Most role-based access control systems start the same way: Admin, User, maybe Guest. Three roles, a handful of permissions, and everything is fine.
Then the company grows. Someone asks for a "Viewer" role. Then a "Billing Admin." Then a "Read-only Admin" — which is different from Viewer because reasons nobody can quite articulate. Two years in, the role list has forty-seven entries, nobody knows what any of them actually do, and adding a new feature means auditing every single row to figure out who should see it.
I've lived through that exact arc more than once. Here's what I've learned about designing authorization that doesn't collapse under its own weight.
Roles are coarse. Permissions are fine.
The single most useful distinction I've internalized is that roles and permissions are different things, and treating them as the same leads directly to role explosion.
Roles should map to job functions: Billing Manager, Support Agent, Engineer. A handful of roles that describe what a person is.
Permissions should describe actions: invoice.read, invoice.issue_refund, user.deactivate. Each one answers a specific yes/no question about a specific operation.
A role is then just a bundle of permissions. When the business asks for a new role, you don't write new permission-checking code — you compose an existing set in a different way. Adding a new feature means adding new permissions, not reshuffling every role in your database.
This split feels like extra ceremony on day one. It pays for itself about ten times over by year two.
Deny by default, always
The second rule is simple but unforgiving: if the system doesn't know whether someone can do something, the answer is no.

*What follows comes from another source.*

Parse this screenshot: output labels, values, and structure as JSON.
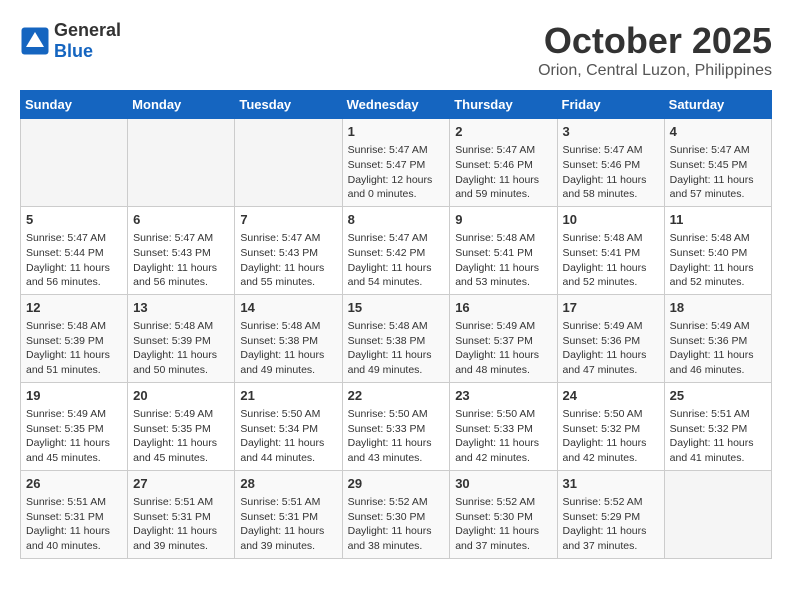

I've seen too many bugs from well-meaning defaults that fall open. A new permission gets added but nobody remembers to set it on existing roles; suddenly the permission is checked as missing, and "missing" gets interpreted as "not blocked." A release later, customer data leaks, and the postmortem is painful.
Deny-by-default closes that class of bug. If a check fails to find a grant, it returns false. Period. The cost is that you have to be deliberate about granting access. That's the right trade.
Log every authorization decision you'd want to explain later
The last piece is auditing. Every authorization decision on a sensitive resource should be logged with at least the user, role, resource, action, and outcome. Not in the "sometimes, if debug is on" sense — every time.
The reason is simple: the first time you need this log, you'll really need it. A security incident, a compliance review, a customer asking "who accessed my data between March 1 and March 8" — any of those questions become trivial if the log exists, and nearly impossible to answer honestly if it doesn't.
Storage is cheap. Reputation is not.
The test I apply
When I'm designing a new authorization model, I ask one question: "If the company doubles in the next year, will this still fit?" If the answer is "we'll just add more roles," I know I've built the wrong thing.
Roles should scale by composition, not by multiplication. Get that part right early, and most of the other problems get easier.